Alternatives considered

  • Write Scores inside EvaluationResult.save / Annotation.save: rejected for the eval side → couples persistence to a side effect any caller (admin shell, tests) could trigger. Accepted for the annotation side because Annotation.save already does post-save bookkeeping (item review counts, queue aggregate recomputes per ADR-0017).
  • Hook on is_new and SUBMITTED only: rejected → reviewers revise in-place while still SUBMITTED, so concordance would serve stale judgments until the next backfill.
  • Use Django signals (post_save): rejected → signals hide the side effect from the call site and bypass the explicit try/except boundary.

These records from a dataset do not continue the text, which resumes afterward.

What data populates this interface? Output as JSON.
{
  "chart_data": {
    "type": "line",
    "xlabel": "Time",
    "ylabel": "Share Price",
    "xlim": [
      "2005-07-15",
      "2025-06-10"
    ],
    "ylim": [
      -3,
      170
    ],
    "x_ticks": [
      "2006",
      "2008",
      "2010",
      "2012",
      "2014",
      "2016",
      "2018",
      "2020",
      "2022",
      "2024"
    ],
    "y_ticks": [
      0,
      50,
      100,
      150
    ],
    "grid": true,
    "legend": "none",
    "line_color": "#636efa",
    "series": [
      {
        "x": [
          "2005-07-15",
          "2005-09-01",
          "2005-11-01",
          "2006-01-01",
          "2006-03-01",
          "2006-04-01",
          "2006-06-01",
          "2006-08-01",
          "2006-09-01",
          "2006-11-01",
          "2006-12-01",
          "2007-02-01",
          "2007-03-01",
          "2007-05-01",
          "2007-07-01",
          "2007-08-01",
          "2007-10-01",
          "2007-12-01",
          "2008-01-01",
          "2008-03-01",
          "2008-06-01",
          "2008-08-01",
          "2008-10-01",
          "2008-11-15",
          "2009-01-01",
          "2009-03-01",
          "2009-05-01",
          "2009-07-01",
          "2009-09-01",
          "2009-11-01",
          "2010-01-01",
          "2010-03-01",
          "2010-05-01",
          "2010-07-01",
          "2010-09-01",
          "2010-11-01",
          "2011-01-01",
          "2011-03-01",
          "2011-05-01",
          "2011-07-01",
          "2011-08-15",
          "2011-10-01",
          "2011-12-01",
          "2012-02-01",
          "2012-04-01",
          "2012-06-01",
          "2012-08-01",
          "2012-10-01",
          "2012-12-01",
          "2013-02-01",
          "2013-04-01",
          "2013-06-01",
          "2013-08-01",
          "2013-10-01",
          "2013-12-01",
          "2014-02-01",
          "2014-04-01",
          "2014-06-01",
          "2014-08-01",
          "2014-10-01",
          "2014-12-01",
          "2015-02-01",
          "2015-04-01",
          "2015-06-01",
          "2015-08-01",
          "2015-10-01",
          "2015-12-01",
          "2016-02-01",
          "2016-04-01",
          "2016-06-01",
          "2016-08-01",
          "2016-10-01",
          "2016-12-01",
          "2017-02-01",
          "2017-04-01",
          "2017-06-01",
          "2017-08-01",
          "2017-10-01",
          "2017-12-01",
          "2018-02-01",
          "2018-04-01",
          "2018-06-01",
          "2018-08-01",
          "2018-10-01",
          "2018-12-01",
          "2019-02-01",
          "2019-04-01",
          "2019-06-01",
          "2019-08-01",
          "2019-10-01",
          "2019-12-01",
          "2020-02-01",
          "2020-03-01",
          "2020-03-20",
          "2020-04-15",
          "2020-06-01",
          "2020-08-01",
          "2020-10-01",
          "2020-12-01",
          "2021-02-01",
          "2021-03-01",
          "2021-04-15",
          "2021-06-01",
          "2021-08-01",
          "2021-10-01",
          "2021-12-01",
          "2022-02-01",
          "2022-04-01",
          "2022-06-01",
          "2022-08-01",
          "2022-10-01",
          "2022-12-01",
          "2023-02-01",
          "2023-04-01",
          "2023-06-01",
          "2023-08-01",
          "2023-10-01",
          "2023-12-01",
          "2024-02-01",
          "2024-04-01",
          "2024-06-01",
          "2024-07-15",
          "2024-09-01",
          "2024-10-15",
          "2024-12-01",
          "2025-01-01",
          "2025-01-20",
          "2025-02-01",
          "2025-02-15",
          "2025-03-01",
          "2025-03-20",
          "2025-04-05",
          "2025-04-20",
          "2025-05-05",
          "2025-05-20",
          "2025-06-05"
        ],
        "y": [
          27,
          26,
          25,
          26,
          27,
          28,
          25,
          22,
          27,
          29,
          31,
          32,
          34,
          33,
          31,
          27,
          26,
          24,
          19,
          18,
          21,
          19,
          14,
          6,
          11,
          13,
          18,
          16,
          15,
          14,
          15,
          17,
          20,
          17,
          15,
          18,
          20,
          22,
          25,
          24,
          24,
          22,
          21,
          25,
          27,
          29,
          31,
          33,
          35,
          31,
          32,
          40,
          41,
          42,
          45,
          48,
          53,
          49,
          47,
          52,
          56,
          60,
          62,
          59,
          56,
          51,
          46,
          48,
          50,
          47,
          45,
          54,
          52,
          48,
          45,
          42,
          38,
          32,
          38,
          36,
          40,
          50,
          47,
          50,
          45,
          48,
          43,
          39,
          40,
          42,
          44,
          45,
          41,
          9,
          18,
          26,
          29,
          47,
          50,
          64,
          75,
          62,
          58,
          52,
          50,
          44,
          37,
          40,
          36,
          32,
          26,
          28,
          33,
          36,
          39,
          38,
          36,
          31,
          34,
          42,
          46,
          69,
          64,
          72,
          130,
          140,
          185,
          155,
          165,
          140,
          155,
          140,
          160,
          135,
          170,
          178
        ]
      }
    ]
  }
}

  • Run the writer inside the parent transaction.atomic(): rejected → a Score writer failure would roll back the EvaluationResult / Annotation write, losing reviewer work.
  • Auto-run backfill as a data migration in the schema-migration PR: rejected → a synchronous data migration could time out the deploy; the two-phase manual-run-then-RunDataMigration(force=True) top-up is the project standard for this size.